El astro rosarino se redimió de un penal malogrado en el arranque.
Convirtió los dos goles del triunfo sudamericano para alcanzar los seis puntos en el Grupo J. El combinado albiceleste bajará el telón en la primera fase de la Copa del Mundo contra Jordania el próximo sábado 27 de junio a las 23:00 (hora argentina). Los dirigidos por Ralf Rangnick harán lo propio con Argelia.
El equipo conducido por Lionel Scaloni tuvo la chance de ponerse en ventaja en el arranque del partido al encontrarse con un penal a favor tras una falta sobre Lautaro Martínez, la cual fue convalidada por la intervención del VAR. Messi fue el encargado de ejecutar el disparo, pero falló su remate sobre el palo izquierdo del arquero.
Esto cortó con el buen arranque de los sudamericanos y los europeos lograron controlar el trámite del encuentro a partir de la tenencia del balón en varios lapsos del juego.
Argentina sufrió cada vez que Austria le manejó la pelota y tuvo problemas para romper la intensa presión en la mitad de la cancha de su rival. Esto repercutió en una Selección con dificultades para generar asociaciones de pases y un mediocampo que no fluyó.
No obstante, el elenco dirigido por Ralf Rangnick mostró ciertas falencias en la faceta defensiva ante buenas triangulaciones de la ofensiva albiceleste —y las irrupciones de Enzo Fernández desde atrás—.
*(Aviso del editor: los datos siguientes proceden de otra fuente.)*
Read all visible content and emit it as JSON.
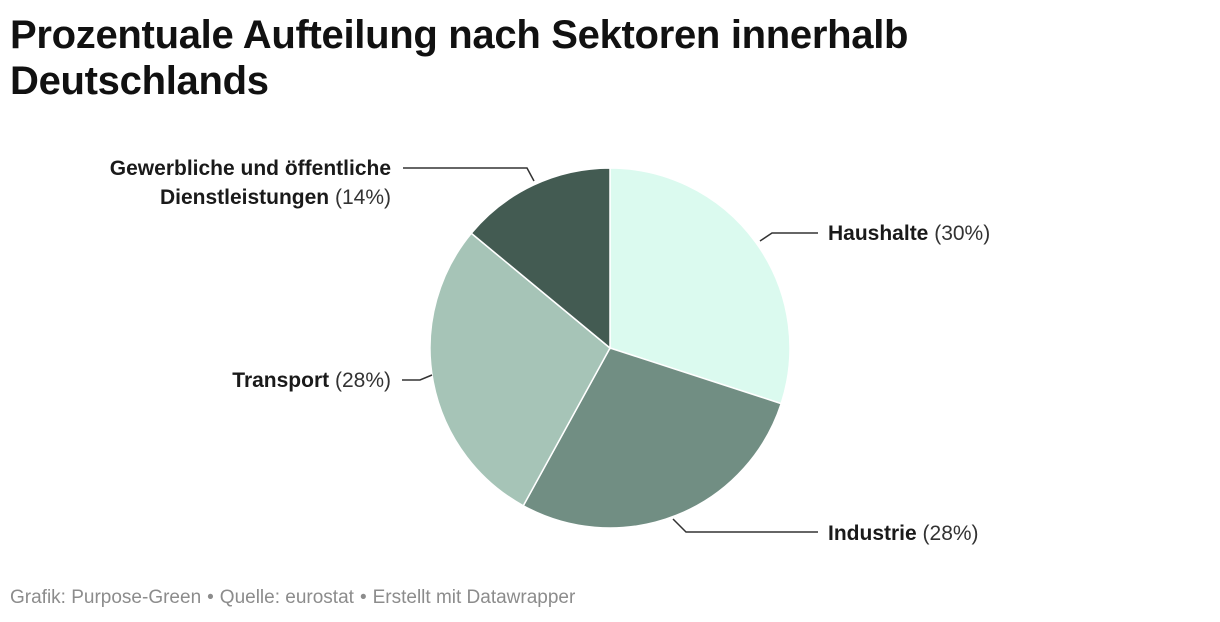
{
  "chart_data": {
    "type": "pie",
    "title": "Prozentuale Aufteilung nach Sektoren innerhalb Deutschlands",
    "slices": [
      {
        "name": "Haushalte",
        "value": 30,
        "label_suffix": "(30%)",
        "color": "#dbfaef"
      },
      {
        "name": "Industrie",
        "value": 28,
        "label_suffix": "(28%)",
        "color": "#718e83"
      },
      {
        "name": "Transport",
        "value": 28,
        "label_suffix": "(28%)",
        "color": "#a6c4b7"
      },
      {
        "name_lines": [
          "Gewerbliche und öffentliche",
          "Dienstleistungen"
        ],
        "name": "Gewerbliche und öffentliche Dienstleistungen",
        "value": 14,
        "label_suffix": "(14%)",
        "color": "#435b52"
      }
    ]
  },
  "footer": {
    "credit": "Grafik: Purpose-Green",
    "separator": "•",
    "source": "Quelle: eurostat",
    "tool": "Erstellt mit Datawrapper"
  }
}
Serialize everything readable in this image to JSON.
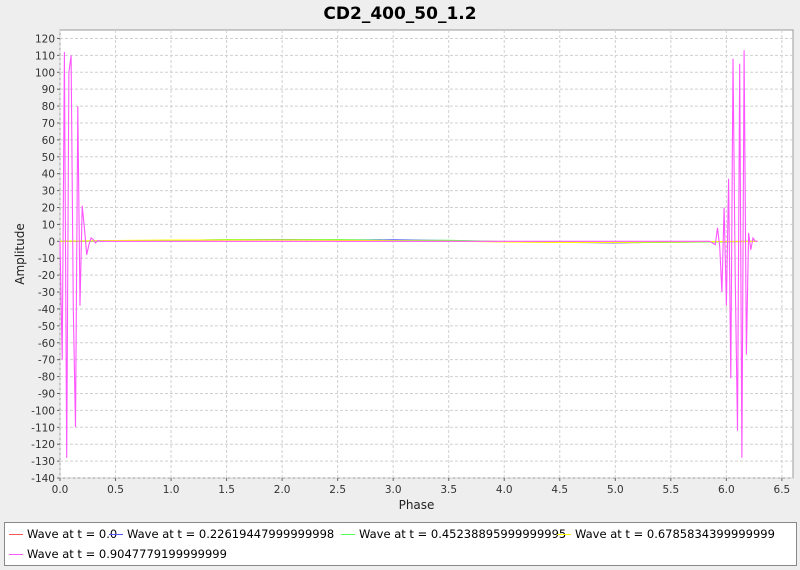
{
  "chart_data": {
    "type": "line",
    "title": "CD2_400_50_1.2",
    "xlabel": "Phase",
    "ylabel": "Amplitude",
    "xlim": [
      0.0,
      6.6
    ],
    "ylim": [
      -140,
      125
    ],
    "xticks": [
      "0.0",
      "0.5",
      "1.0",
      "1.5",
      "2.0",
      "2.5",
      "3.0",
      "3.5",
      "4.0",
      "4.5",
      "5.0",
      "5.5",
      "6.0",
      "6.5"
    ],
    "yticks": [
      "120",
      "110",
      "100",
      "90",
      "80",
      "70",
      "60",
      "50",
      "40",
      "30",
      "20",
      "10",
      "0",
      "-10",
      "-20",
      "-30",
      "-40",
      "-50",
      "-60",
      "-70",
      "-80",
      "-90",
      "-100",
      "-110",
      "-120",
      "-130",
      "-140"
    ],
    "grid": true,
    "legend_position": "bottom",
    "series": [
      {
        "name": "Wave at t = 0.0",
        "color": "#ff5555",
        "x": [
          0.0,
          0.5,
          1.0,
          1.5,
          2.0,
          2.5,
          3.0,
          3.5,
          4.0,
          4.5,
          5.0,
          5.5,
          6.0,
          6.28
        ],
        "y": [
          0,
          0.3,
          0.5,
          0.8,
          1.0,
          0.8,
          0.5,
          0.2,
          -0.2,
          -0.5,
          -0.8,
          -0.5,
          -0.2,
          0
        ]
      },
      {
        "name": "Wave at t = 0.22619447999999998",
        "color": "#5555ff",
        "x": [
          0.0,
          0.5,
          1.0,
          1.5,
          2.0,
          2.5,
          3.0,
          3.5,
          4.0,
          4.5,
          5.0,
          5.5,
          6.0,
          6.28
        ],
        "y": [
          0,
          0.2,
          0.6,
          0.9,
          1.1,
          0.7,
          0.9,
          0.4,
          -0.3,
          -0.6,
          -0.9,
          -0.4,
          -0.1,
          0
        ]
      },
      {
        "name": "Wave at t = 0.45238895999999995",
        "color": "#55ff55",
        "x": [
          0.0,
          0.5,
          1.0,
          1.5,
          2.0,
          2.5,
          3.0,
          3.5,
          4.0,
          4.5,
          5.0,
          5.5,
          6.0,
          6.28
        ],
        "y": [
          0,
          0.4,
          0.4,
          1.0,
          0.9,
          1.0,
          0.5,
          0.6,
          -0.1,
          -0.4,
          -0.7,
          -0.6,
          -0.3,
          0
        ]
      },
      {
        "name": "Wave at t = 0.6785834399999999",
        "color": "#ffff00",
        "x": [
          0.0,
          0.5,
          1.0,
          1.5,
          2.0,
          2.5,
          3.0,
          3.5,
          4.0,
          4.5,
          5.0,
          5.5,
          6.0,
          6.28
        ],
        "y": [
          0,
          0.5,
          0.7,
          0.7,
          0.8,
          0.6,
          0.3,
          0.1,
          -0.4,
          -0.7,
          -0.6,
          -0.3,
          -0.1,
          0
        ]
      },
      {
        "name": "Wave at t = 0.9047779199999999",
        "color": "#ff55ff",
        "x": [
          0.0,
          0.02,
          0.04,
          0.06,
          0.08,
          0.1,
          0.12,
          0.14,
          0.16,
          0.18,
          0.2,
          0.22,
          0.24,
          0.26,
          0.28,
          0.3,
          0.32,
          0.34,
          0.36,
          0.4,
          0.5,
          0.6,
          1.0,
          2.0,
          3.0,
          4.0,
          5.0,
          5.7,
          5.85,
          5.9,
          5.92,
          5.94,
          5.96,
          5.98,
          6.0,
          6.02,
          6.04,
          6.06,
          6.08,
          6.1,
          6.12,
          6.14,
          6.16,
          6.18,
          6.2,
          6.22,
          6.24,
          6.26,
          6.28
        ],
        "y": [
          0,
          -70,
          112,
          -128,
          100,
          110,
          -40,
          -110,
          80,
          -38,
          21,
          8,
          -8,
          -2,
          2,
          1,
          -1,
          0.5,
          0,
          0,
          0,
          0,
          0,
          0,
          0,
          0,
          0,
          0,
          0,
          -2,
          8,
          -3,
          -30,
          20,
          -38,
          37,
          -81,
          108,
          -20,
          -112,
          105,
          -128,
          113,
          -67,
          5,
          -5,
          2,
          0,
          0
        ]
      }
    ]
  }
}
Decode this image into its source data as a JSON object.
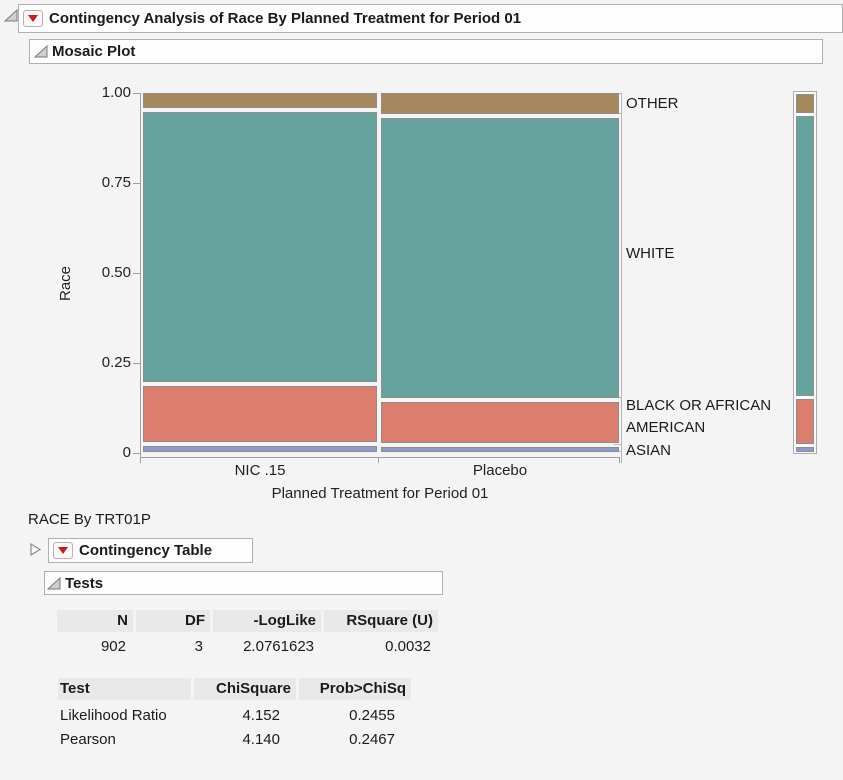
{
  "header": {
    "title": "Contingency Analysis of Race By Planned Treatment for Period 01"
  },
  "sections": {
    "mosaic_label": "Mosaic Plot",
    "contingency_label": "Contingency Table",
    "tests_label": "Tests"
  },
  "subtitle": "RACE By TRT01P",
  "chart_data": {
    "type": "mosaic",
    "title": "Mosaic Plot",
    "xlabel": "Planned Treatment for Period 01",
    "ylabel": "Race",
    "x_categories": [
      "NIC .15",
      "Placebo"
    ],
    "y_categories": [
      "OTHER",
      "WHITE",
      "BLACK OR AFRICAN AMERICAN",
      "ASIAN"
    ],
    "y_ticks": [
      "1.00",
      "0.75",
      "0.50",
      "0.25",
      "0"
    ],
    "ylim": [
      0,
      1
    ],
    "colors": {
      "OTHER": "#a5885c",
      "WHITE": "#66a39f",
      "BLACK OR AFRICAN AMERICAN": "#dc7e6e",
      "ASIAN": "#8b9ccc"
    },
    "columns": [
      {
        "category": "NIC .15",
        "width_share": 0.496,
        "segments": {
          "OTHER": 0.047,
          "WHITE": 0.76,
          "BLACK OR AFRICAN AMERICAN": 0.169,
          "ASIAN": 0.024
        }
      },
      {
        "category": "Placebo",
        "width_share": 0.504,
        "segments": {
          "OTHER": 0.065,
          "WHITE": 0.787,
          "BLACK OR AFRICAN AMERICAN": 0.127,
          "ASIAN": 0.021
        }
      }
    ],
    "overall": {
      "OTHER": 0.057,
      "WHITE": 0.791,
      "BLACK OR AFRICAN AMERICAN": 0.135,
      "ASIAN": 0.017
    }
  },
  "tests_summary": {
    "columns": [
      "N",
      "DF",
      "-LogLike",
      "RSquare (U)"
    ],
    "rows": [
      [
        "902",
        "3",
        "2.0761623",
        "0.0032"
      ]
    ]
  },
  "tests_table": {
    "columns": [
      "Test",
      "ChiSquare",
      "Prob>ChiSq"
    ],
    "rows": [
      [
        "Likelihood Ratio",
        "4.152",
        "0.2455"
      ],
      [
        "Pearson",
        "4.140",
        "0.2467"
      ]
    ]
  }
}
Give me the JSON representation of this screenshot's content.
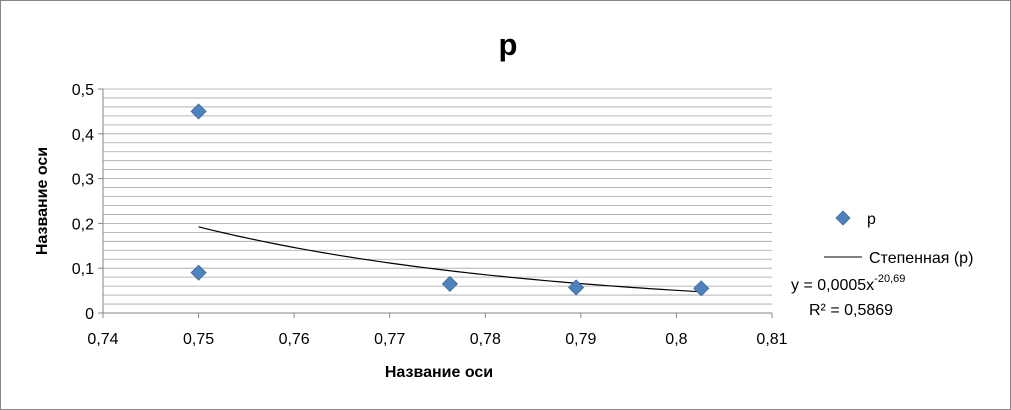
{
  "chart_data": {
    "type": "scatter",
    "title": "p",
    "xlabel": "Название оси",
    "ylabel": "Название оси",
    "xlim": [
      0.74,
      0.81
    ],
    "ylim": [
      0,
      0.5
    ],
    "x_ticks": [
      "0,74",
      "0,75",
      "0,76",
      "0,77",
      "0,78",
      "0,79",
      "0,8",
      "0,81"
    ],
    "x_tick_values": [
      0.74,
      0.75,
      0.76,
      0.77,
      0.78,
      0.79,
      0.8,
      0.81
    ],
    "y_ticks": [
      "0",
      "0,1",
      "0,2",
      "0,3",
      "0,4",
      "0,5"
    ],
    "y_tick_values": [
      0,
      0.1,
      0.2,
      0.3,
      0.4,
      0.5
    ],
    "y_minor_gridline_step": 0.02,
    "grid": true,
    "legend_position": "right",
    "series": [
      {
        "name": "p",
        "marker": "diamond",
        "color": "#4F81BD",
        "points": [
          {
            "x": 0.75,
            "y": 0.45
          },
          {
            "x": 0.75,
            "y": 0.09
          },
          {
            "x": 0.7763,
            "y": 0.065
          },
          {
            "x": 0.7895,
            "y": 0.057
          },
          {
            "x": 0.8026,
            "y": 0.055
          }
        ]
      }
    ],
    "trendline": {
      "name": "Степенная (p)",
      "type": "power",
      "color": "#000000",
      "coefficient": 0.0005,
      "exponent": -20.69,
      "x_range": [
        0.75,
        0.8026
      ],
      "equation_prefix": "y = 0,0005x",
      "equation_exponent": "-20,69",
      "r_squared_label": "R² = 0,5869"
    }
  }
}
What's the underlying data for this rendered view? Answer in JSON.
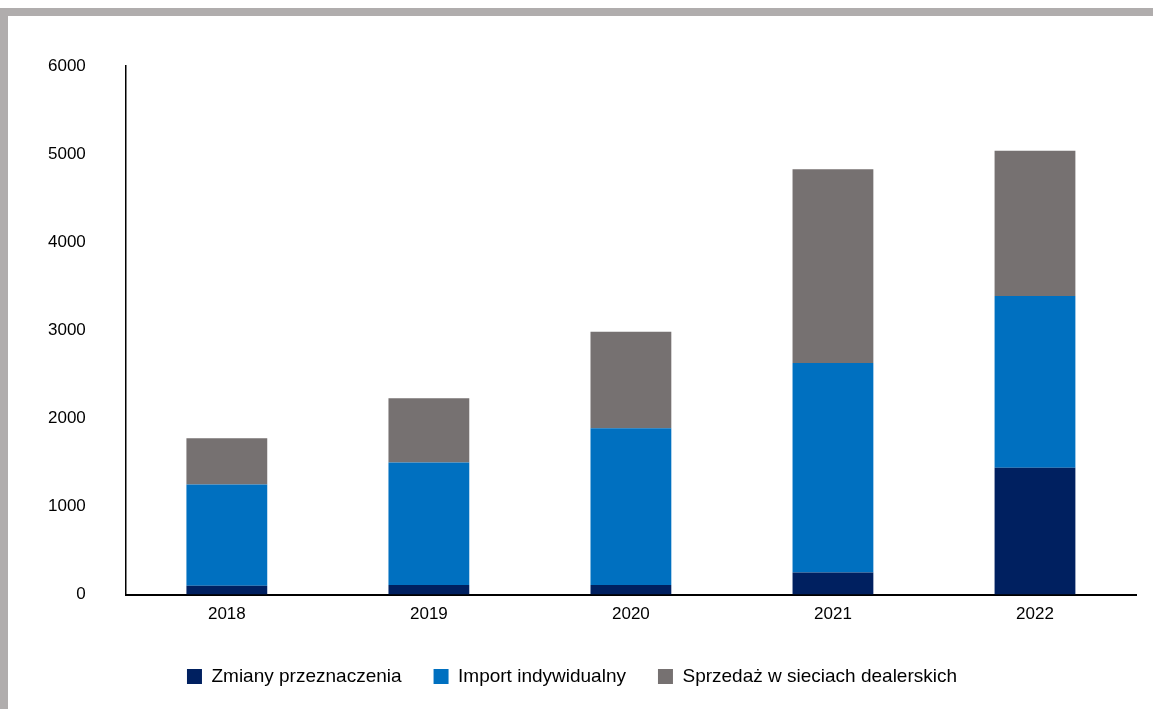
{
  "chart_data": {
    "type": "bar",
    "stacked": true,
    "categories": [
      "2018",
      "2019",
      "2020",
      "2021",
      "2022"
    ],
    "series": [
      {
        "name": "Zmiany przeznaczenia",
        "color": "#002060",
        "values": [
          100,
          110,
          110,
          250,
          1440
        ]
      },
      {
        "name": "Import indywidualny",
        "color": "#0070c0",
        "values": [
          1150,
          1390,
          1780,
          2380,
          1950
        ]
      },
      {
        "name": "Sprzedaż w sieciach dealerskich",
        "color": "#767171",
        "values": [
          525,
          730,
          1095,
          2200,
          1650
        ]
      }
    ],
    "ylim": [
      0,
      6000
    ],
    "yticks": [
      0,
      1000,
      2000,
      3000,
      4000,
      5000,
      6000
    ],
    "grid": false,
    "legend": "bottom"
  }
}
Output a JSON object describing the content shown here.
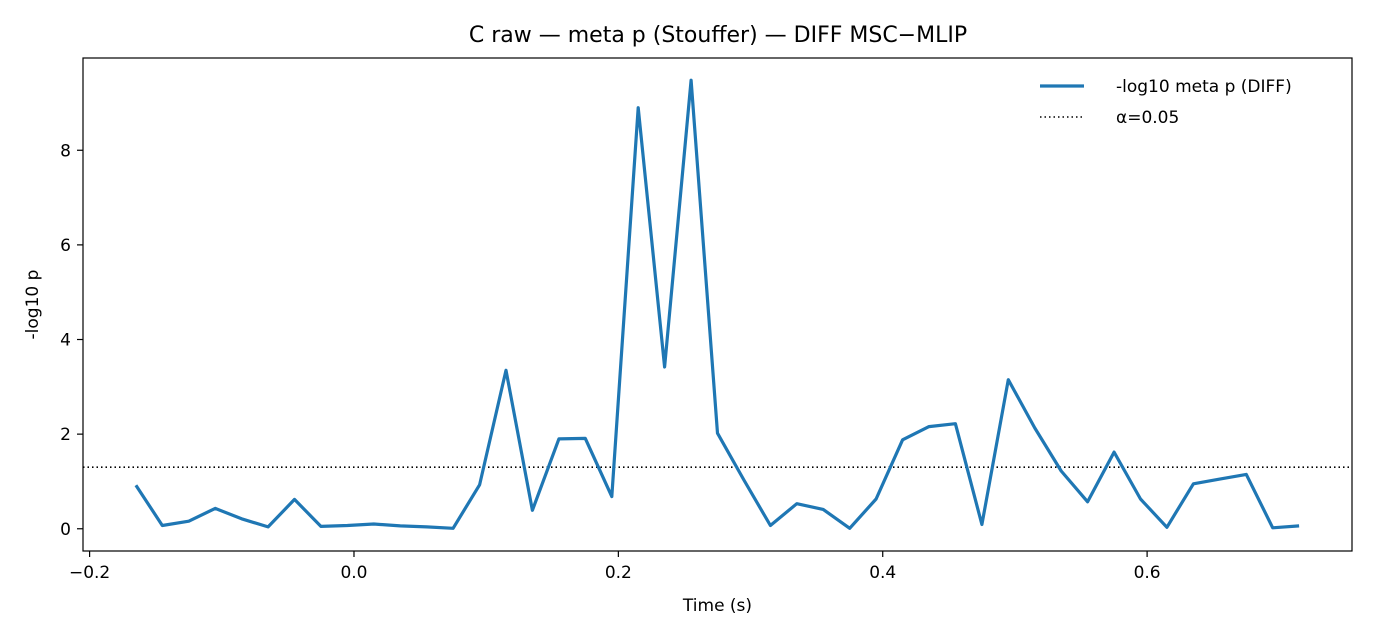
{
  "chart_data": {
    "type": "line",
    "title": "C raw — meta p (Stouffer) — DIFF MSC−MLIP",
    "xlabel": "Time (s)",
    "ylabel": "-log10 p",
    "xlim": [
      -0.205,
      0.755
    ],
    "ylim": [
      -0.47,
      9.95
    ],
    "xticks": [
      -0.2,
      0.0,
      0.2,
      0.4,
      0.6
    ],
    "xtick_labels": [
      "−0.2",
      "0.0",
      "0.2",
      "0.4",
      "0.6"
    ],
    "yticks": [
      0,
      2,
      4,
      6,
      8
    ],
    "ytick_labels": [
      "0",
      "2",
      "4",
      "6",
      "8"
    ],
    "grid": false,
    "legend_position": "top-right",
    "series": [
      {
        "name": "-log10 meta p (DIFF)",
        "color": "#1f77b4",
        "style": "solid",
        "x": [
          -0.165,
          -0.145,
          -0.125,
          -0.105,
          -0.085,
          -0.065,
          -0.045,
          -0.025,
          -0.005,
          0.015,
          0.035,
          0.055,
          0.075,
          0.095,
          0.115,
          0.135,
          0.155,
          0.175,
          0.195,
          0.215,
          0.235,
          0.255,
          0.275,
          0.295,
          0.315,
          0.335,
          0.355,
          0.375,
          0.395,
          0.415,
          0.435,
          0.455,
          0.475,
          0.495,
          0.515,
          0.535,
          0.555,
          0.575,
          0.595,
          0.615,
          0.635,
          0.655,
          0.675,
          0.695,
          0.715
        ],
        "y": [
          0.92,
          0.07,
          0.16,
          0.43,
          0.21,
          0.04,
          0.62,
          0.05,
          0.07,
          0.1,
          0.06,
          0.04,
          0.01,
          0.93,
          3.35,
          0.39,
          1.9,
          1.91,
          0.68,
          8.9,
          3.42,
          9.48,
          2.02,
          1.03,
          0.07,
          0.53,
          0.41,
          0.01,
          0.63,
          1.88,
          2.16,
          2.22,
          0.09,
          3.15,
          2.13,
          1.22,
          0.57,
          1.62,
          0.63,
          0.03,
          0.95,
          1.05,
          1.15,
          0.02,
          0.06
        ]
      },
      {
        "name": "α=0.05",
        "color": "#000000",
        "style": "dotted",
        "y_constant": 1.30103
      }
    ]
  }
}
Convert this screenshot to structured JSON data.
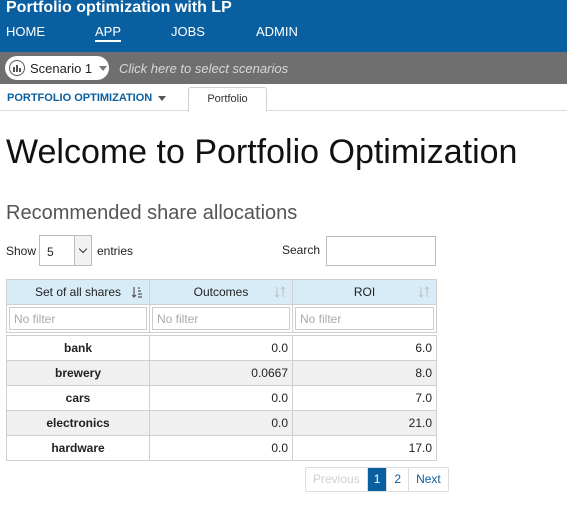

El punto de inflexión llegó a los 38. Luego de varios minutos en los que Argentina logró controlar la posesión de la pelota, Facundo Medina lanzó un centro rasante desde la izquierda para la llegada de Messi en el punto de penal.
Sacó un remate de primera para colocarla sobre la base del palo derecho del arquero Alexander Schlager.
Con esta conversión, la Pulga superó a Miroslav Klose (16) y se asentó como el máximo goleador de toda la historia de los Mundiales en soledad.
Argentina se quedó con un triunfo muy trabajado sobre Austria
Austria saltó al complemento con la misma voracidad en la presión. A diferencia de la primera etapa, predominaron las interrupciones, algo que supo exprimir Argentina para marcar la tónica en el desarrollo. Ambos se repartieron el dominio de la posesión de la pelota y, salvo algunas arremetidas esporádicas como un rito libre de Marcel Sabitzer que atajó Emiliano Martínez y un remate rasante de Messi que sacó Alexander Schlager, no hubo importantes situaciones de peligro. Cristian Cuti Romero generó preocupación en el cuerpo técnico liderado por Scaloni al ser reemplazado por una molestia en su rodilla derecha.